How should bupropion (Wellbutrin) be used and dosed in patients with hepatic impairment?

Bupropion (Wellbutrin) Dosing in Hepatic Impairment

In patients with moderate to severe hepatic impairment (Child-Pugh score 7-15), the maximum dose of bupropion XL is 150 mg every other day; in mild hepatic impairment (Child-Pugh score 5-6), reduce the dose and/or frequency of dosing. 1

Dosing Recommendations by Severity

Moderate to Severe Hepatic Impairment (Child-Pugh B or C)

• Maximum dose: 150 mg every other day 1
• This represents the most restrictive dosing due to significantly increased drug exposure in these patients 1
• Bupropion is extensively metabolized in the liver to active metabolites, which accumulate when hepatic function is compromised 1

Mild Hepatic Impairment (Child-Pugh A)

• Consider reducing the dose and/or frequency of dosing 1
• While specific dosing is not mandated, caution is warranted given the hepatic metabolism pathway 1
• Monitor closely for adverse reactions that could indicate high bupropion or metabolite exposures 1

Combination Products (Naltrexone-Bupropion ER)

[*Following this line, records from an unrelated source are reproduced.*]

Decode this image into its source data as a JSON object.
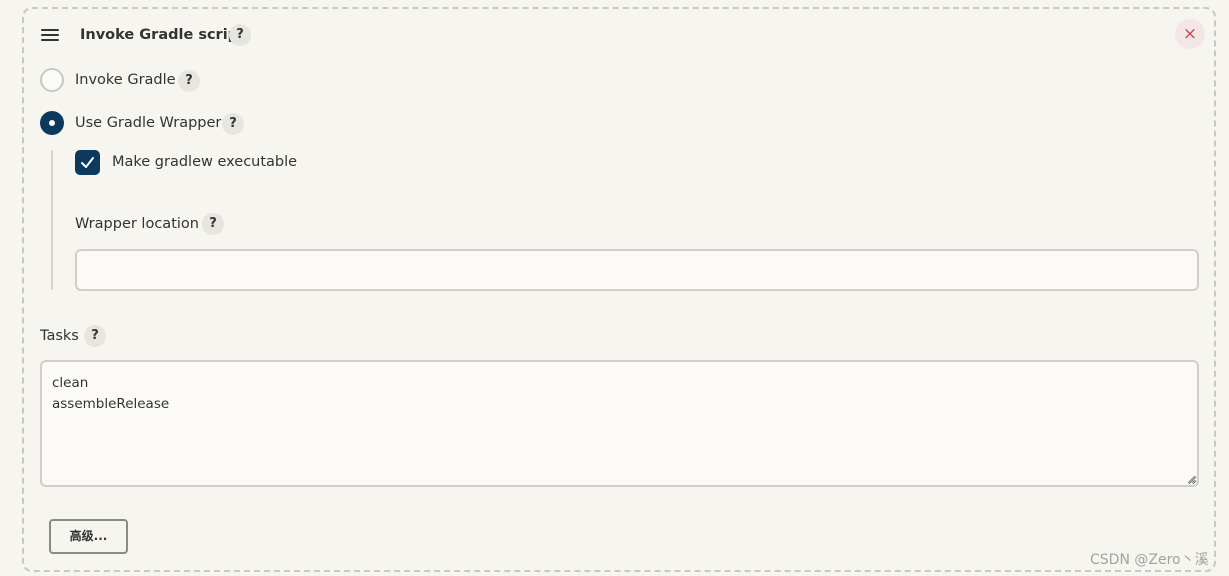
{
  "section": {
    "title": "Invoke Gradle script",
    "help": "?",
    "close_glyph": "×"
  },
  "options": {
    "invoke_gradle": {
      "label": "Invoke Gradle",
      "selected": false,
      "help": "?"
    },
    "use_wrapper": {
      "label": "Use Gradle Wrapper",
      "selected": true,
      "help": "?"
    }
  },
  "wrapper": {
    "make_executable_label": "Make gradlew executable",
    "make_executable_checked": true,
    "location_label": "Wrapper location",
    "location_help": "?",
    "location_value": ""
  },
  "tasks": {
    "label": "Tasks",
    "help": "?",
    "value": "clean\nassembleRelease"
  },
  "advanced_button": "高级...",
  "watermark": "CSDN @Zero丶溪",
  "colors": {
    "accent": "#0b3a5d",
    "close": "#c9485b",
    "background": "#f6f5f0"
  },
  "icons": {
    "drag": "drag-handle-icon",
    "close": "close-icon",
    "check": "check-icon"
  }
}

• In moderate to severe hepatic impairment: maximum dose is 1 tablet daily (containing 8 mg naltrexone/90 mg bupropion) 2
• This is substantially lower than the standard maintenance dose of 2 tablets twice daily 2

Pharmacokinetic Rationale

The restrictive dosing in hepatic impairment is based on several key pharmacokinetic considerations:

• Bupropion undergoes extensive hepatic metabolism via CYP2B6 to form hydroxybupropion, the primary active metabolite 3
• Two additional active metabolites (threohydrobupropion and erythrohydrobupropion) are formed via non-microsomal pathways 3
• At steady state, hydroxybupropion concentrations are 4-7 fold higher at Cmax and approximately 10-fold greater in AUC compared to the parent drug 3
• In patients with alcoholic liver disease, the elimination half-life of the morpholinol metabolite was significantly prolonged (32.2 vs 21.1 hours), and mean AUC values for bupropion and metabolites were increased 4

Critical Monitoring Parameters

Monitor closely for:

• Signs of excessive drug accumulation (tremor, agitation, seizure risk) 1
• Seizure threshold is lowered by bupropion, making dose reduction particularly important in hepatic impairment 2
• Hepatotoxicity, though rare, has been reported with bupropion use 5, 6

Important Clinical Caveats

Seizure risk considerations:

• Bupropion lowers the seizure threshold in a dose-dependent manner 2
• The reduced dosing in hepatic impairment helps mitigate this risk, but patients should still be counseled 1
• Avoid in patients with seizure disorders or conditions that increase seizure risk 2

Hepatotoxicity potential:

• While bupropion is generally considered safe, acute hepatitis has been reported, typically within 1-6 weeks of initiation 5, 6
• The mechanism appears to be immune-mediated with hypersensitivity features 6
• Discontinuation leads to rapid resolution of liver enzyme abnormalities 5, 6

Assessment of hepatic function:

• The Child-Pugh score remains the standard for categorizing hepatic impairment severity for dosing purposes 1
• This score incorporates bilirubin, albumin, INR, ascites, and encephalopathy 7

Practical Application

For a patient with known cirrhosis:

1. Calculate Child-Pugh score to determine severity
2. If score is 7-15 (moderate to severe): prescribe 150 mg every other day maximum 1
3. If score is 5-6 (mild): reduce from standard dosing, consider 150 mg daily or every other day 1
4. Monitor for signs of drug accumulation and seizure precursors 1
5. Reassess hepatic function periodically as clinical status changes 8

The FDA labeling provides the most authoritative guidance, and these dose reductions are mandatory rather than optional in moderate to severe hepatic impairment to prevent serious adverse outcomes including seizures from drug accumulation 1.